Ketika invasi Israel Oktober 2023 berlangsung dan memasuki hari ke 60, total emisi karbon yang ditimbulkan dari invasi Israel ini telah mencapai 281,315 tonnes of CO2 equivalent. Ini hanya dalam waktu dua bulan telah melampaui emisi tahunan Central African Republic. Emisi dihasilkan dari masing-masing Israeli aircraft missions (121,000 tonnes of CO2 equivalent), US supply flights (133,650), Israeli artillery (13,600), Israeli bombs, Tanks and armoured (6,689). Sedangkan pihak perlawanan HAMAS sejumlah 713 dari roket yang diluncurkan.

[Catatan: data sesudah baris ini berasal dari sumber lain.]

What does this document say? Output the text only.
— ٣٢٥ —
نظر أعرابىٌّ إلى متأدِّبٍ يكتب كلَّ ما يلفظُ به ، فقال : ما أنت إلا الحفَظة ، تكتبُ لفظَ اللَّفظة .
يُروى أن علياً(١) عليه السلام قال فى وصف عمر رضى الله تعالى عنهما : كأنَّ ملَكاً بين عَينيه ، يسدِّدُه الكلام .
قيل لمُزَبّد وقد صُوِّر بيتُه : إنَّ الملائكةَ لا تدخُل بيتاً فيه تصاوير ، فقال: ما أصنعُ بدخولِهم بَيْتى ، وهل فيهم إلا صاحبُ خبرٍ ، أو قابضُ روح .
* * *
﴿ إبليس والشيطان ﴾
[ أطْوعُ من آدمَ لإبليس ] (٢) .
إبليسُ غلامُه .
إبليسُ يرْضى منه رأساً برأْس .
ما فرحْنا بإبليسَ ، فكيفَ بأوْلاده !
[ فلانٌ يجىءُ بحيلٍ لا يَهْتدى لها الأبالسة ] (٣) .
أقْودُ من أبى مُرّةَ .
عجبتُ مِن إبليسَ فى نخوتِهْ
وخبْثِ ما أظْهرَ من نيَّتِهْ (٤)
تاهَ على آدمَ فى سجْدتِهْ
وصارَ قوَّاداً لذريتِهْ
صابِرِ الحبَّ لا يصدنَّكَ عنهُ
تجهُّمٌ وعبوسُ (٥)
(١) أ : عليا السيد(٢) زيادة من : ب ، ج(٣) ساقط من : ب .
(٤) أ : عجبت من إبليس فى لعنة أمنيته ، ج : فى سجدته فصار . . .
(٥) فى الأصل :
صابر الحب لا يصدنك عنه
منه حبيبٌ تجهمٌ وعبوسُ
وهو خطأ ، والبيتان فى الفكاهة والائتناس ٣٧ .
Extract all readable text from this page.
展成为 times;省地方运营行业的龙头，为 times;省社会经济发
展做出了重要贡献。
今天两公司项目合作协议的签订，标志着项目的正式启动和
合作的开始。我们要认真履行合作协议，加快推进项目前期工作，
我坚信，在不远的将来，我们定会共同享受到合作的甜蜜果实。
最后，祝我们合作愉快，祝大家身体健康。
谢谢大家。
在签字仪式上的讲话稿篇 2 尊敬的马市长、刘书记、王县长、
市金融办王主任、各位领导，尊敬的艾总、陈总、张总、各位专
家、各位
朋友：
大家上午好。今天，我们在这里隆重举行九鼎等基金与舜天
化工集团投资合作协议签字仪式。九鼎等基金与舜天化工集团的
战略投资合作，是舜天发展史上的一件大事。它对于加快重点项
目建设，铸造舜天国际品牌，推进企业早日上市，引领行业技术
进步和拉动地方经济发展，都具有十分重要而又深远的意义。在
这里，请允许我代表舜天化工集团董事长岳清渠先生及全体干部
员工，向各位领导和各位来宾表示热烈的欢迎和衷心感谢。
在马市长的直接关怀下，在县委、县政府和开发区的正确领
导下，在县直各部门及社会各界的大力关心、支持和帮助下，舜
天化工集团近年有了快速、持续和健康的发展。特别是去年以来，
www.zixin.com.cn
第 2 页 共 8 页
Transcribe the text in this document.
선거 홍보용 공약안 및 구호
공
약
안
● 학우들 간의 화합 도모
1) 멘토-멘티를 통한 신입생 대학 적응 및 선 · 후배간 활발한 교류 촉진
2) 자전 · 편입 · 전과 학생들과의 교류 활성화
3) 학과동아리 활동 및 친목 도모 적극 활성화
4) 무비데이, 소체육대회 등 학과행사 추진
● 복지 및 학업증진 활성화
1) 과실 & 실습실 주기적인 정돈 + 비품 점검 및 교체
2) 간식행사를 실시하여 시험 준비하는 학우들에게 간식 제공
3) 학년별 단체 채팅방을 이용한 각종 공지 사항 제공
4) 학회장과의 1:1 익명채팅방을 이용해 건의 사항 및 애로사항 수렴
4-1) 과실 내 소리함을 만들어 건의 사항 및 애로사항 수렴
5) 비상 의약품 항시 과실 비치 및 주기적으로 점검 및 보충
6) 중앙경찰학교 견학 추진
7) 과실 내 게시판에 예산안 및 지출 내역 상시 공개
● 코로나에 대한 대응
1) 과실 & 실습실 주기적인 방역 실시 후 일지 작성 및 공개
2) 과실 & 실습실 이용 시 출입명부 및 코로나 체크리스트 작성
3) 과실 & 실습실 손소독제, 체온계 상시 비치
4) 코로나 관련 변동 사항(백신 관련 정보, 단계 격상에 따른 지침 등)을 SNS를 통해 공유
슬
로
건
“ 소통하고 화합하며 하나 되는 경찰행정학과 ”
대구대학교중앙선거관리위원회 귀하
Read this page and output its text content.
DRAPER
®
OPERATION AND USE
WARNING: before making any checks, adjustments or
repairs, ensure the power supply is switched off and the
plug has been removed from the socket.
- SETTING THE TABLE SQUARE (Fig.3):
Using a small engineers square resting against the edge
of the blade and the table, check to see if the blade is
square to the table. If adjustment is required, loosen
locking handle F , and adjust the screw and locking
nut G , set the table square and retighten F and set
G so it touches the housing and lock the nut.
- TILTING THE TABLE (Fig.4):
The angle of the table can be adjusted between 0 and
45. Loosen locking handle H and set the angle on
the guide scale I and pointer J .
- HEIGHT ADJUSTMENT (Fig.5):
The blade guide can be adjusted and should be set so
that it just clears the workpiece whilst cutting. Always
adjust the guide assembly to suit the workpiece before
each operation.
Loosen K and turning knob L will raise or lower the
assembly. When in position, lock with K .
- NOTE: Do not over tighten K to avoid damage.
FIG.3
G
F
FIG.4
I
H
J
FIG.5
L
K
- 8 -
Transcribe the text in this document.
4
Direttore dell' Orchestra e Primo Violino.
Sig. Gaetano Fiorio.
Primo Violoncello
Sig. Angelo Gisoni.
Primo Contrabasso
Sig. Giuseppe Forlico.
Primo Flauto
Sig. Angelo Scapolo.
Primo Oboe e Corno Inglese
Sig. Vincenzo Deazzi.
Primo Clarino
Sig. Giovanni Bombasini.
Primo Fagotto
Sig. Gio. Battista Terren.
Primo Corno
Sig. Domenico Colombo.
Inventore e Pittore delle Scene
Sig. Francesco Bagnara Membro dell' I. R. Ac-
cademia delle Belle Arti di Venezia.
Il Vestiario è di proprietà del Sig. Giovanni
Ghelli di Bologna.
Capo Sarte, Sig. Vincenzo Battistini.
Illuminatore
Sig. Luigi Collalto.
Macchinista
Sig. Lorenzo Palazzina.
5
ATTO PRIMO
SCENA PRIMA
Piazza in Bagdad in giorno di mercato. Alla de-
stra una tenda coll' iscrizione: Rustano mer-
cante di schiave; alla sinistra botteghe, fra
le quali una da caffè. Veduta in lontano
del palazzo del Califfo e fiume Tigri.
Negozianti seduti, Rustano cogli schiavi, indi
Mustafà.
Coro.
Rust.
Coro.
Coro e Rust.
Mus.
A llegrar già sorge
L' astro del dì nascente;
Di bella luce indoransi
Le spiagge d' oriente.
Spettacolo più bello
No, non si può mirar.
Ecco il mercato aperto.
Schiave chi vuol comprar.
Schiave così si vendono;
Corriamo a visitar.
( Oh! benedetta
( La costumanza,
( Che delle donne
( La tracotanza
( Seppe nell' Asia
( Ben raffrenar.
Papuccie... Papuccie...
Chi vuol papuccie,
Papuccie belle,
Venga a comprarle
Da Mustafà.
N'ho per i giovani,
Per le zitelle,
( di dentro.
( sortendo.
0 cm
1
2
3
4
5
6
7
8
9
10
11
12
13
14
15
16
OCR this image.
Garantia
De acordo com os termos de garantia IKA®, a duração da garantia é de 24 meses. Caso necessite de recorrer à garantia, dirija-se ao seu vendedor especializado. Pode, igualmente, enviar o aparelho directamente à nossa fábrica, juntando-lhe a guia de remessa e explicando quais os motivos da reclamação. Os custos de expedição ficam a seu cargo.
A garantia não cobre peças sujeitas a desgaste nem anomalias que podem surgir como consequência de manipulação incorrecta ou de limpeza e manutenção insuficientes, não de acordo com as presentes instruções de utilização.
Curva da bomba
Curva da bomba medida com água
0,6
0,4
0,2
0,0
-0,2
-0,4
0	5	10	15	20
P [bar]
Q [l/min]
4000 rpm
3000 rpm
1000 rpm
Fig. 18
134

Lebih lanjut studi yang dilakukan Benjamin Neimark, Patrick Bigger, Frederick Otu-Larbi, Reuben Larbi menyatakan bahwa proyeksi emisi dari 60 hari pertama perang Israel-Gaza lebih besar dari emisi tahunan dari 20 negara dan wilayah.
❖ Jika kita memasukkan infrastruktur perang yang dibangun oleh Israel dan Hamas, termasuk infrastruktur milik Hamas jaringan terowongan dan pagar pelindung Israel atau ‘Dinding Besi’, total emisinya meningkat menjadi lebih dari 33 negara dan wilayah.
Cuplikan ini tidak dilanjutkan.